Since this car will not be built to compete with the tesla roaster, I fugure 4 wheel McPherson suspension is the best choice, since it give satisfactory handling, while at the same time spares as much interior space as possible. Front and rear components, as well as side to side components will be made interchangable as much as possible. I am toying with the idea of using an air ride suspension, since there isn't much weight penalty, and it would offer a ride quality to match the quietness of the car, but it also gives a certain tunability as well. Since this is pure electric car, 50/50 front to rear weight distribution seems like a good idea, and I will aim for that.
Not much here, but I am wondering if I should bother with powersteering, since the car will hopefully weigh 2000lbs or less, and range is the priority here.
Hmmm....Well, there are some choices these days. Lead acid is not my first one, and frankly, I would not like using them.
Nickel cadmium are still kicking around, but overall are just not good enough to justify the cost, weight, and relatively short life.
Nickel Hydrides are better, but they could be difficult to get, and again are rather heavy for their energy strorage. BUT, they do have fairly a good track record powering the OEM Rav4s, so I would consider using them (assuming a supplier will actually sell them).
Lithium Ion seems to be the one invention of our time that could kill off crude oil AND the Hydrogen
fuel cell, and there are many variants to choose from, although, not all of them are actually available to some one like me.
The first gen lithuim batteries are a safety consern for me, and also have a short calender life, so I will preffer to avoid tesla motor's solution.
Lithium Iron Phosphate seem to hold promise for safety, price, and cycle life, but can ThunderSky be trusted? If any of you have had used these batteries, please share your experience, because as it is right now, they seem to be the best bang for buck in terms of performance and cost.
Electrovaya is a canadian company that has made its living on notebook computers and batteries for them, but has also pioneered a "super polymer" battery, which they deployed in a converted vatara. They claim to have broken the 300wh/Kg barrier, and are still making improvements. Unfortunately, I can't get a reply to any of my Email inquiries, and thus far cannot make a fair assessment of how siutable this battery may be, but if you believe their claims, it can deliver everything from hard accelleration, to cold weather operation, to the holy grail of the electric car, LONG RANGE!!

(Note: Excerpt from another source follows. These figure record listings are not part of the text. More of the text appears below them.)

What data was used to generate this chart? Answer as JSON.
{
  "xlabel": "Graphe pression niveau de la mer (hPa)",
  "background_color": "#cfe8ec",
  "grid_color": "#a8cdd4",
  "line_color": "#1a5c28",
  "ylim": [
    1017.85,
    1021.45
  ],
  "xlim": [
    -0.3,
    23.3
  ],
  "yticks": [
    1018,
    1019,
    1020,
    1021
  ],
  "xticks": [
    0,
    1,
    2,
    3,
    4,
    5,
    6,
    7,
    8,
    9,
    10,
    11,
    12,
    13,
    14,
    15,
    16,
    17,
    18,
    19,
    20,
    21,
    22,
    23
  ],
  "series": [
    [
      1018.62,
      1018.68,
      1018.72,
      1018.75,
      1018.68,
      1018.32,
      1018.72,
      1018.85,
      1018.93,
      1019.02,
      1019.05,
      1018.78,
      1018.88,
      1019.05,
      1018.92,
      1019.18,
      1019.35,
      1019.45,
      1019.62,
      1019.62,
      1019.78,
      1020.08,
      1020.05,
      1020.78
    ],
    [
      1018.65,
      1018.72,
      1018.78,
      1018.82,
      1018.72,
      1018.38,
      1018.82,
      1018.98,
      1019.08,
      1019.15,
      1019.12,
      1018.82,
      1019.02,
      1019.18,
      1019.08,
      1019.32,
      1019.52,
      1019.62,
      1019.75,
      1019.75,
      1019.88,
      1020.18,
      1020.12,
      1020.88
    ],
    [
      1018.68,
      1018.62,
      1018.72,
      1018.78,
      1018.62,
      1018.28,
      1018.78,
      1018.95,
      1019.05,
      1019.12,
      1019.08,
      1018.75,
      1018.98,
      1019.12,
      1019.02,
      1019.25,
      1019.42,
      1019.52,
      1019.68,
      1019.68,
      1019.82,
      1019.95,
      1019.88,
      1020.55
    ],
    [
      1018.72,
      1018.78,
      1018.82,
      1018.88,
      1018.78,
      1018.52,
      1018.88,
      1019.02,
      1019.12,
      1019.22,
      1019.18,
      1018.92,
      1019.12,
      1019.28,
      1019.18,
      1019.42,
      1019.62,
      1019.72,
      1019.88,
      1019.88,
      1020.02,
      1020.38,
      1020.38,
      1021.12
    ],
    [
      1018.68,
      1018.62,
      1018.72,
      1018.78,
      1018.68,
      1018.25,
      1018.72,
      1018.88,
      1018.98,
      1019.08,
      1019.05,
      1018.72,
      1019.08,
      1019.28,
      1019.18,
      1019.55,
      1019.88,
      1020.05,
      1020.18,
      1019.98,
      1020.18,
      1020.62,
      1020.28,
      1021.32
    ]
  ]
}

Lithium sulphur is one of my personal favorites, because they have achieved an impressive energy dencity as well, and unlike electrovaya, they do answer Email inquiries, even if their technology is 5 years away, and has been for a while now, hmm......we shall have to see. They claim to be at the 350Wh/Kg mark now, and are within reach of 600 in the "near furure", but 300 cycles are as much as they are willing to claim.
The nannosafe battery is also a good performer, how can you argue with 15 000 100% DOD cycles? (with only a 15% capacity loss) But as with other pioneers, they don't seem to be too keen on dealing with small fry like me, but if I can ever get a price, and (heres some REAL wishfull thinking) if its reasonable, then I would definately consider using them. Being able to offer an unlimited distance 15 year waranty has a certain ring to it. After all, electric cars are more reliable than ICE powered cars.
Well, first of all, sorry for the long post.
The overall idea here is not to build a car as cheap as possible, but to make something that can fill the gap between the testa, and the low speed NEVs that like to tie up traffic. But more importantly, to remove the last remaining stigma that electric cars have, limited range.
Time will tell if I can ever do anything about this, but for now I'd like to know what you all think.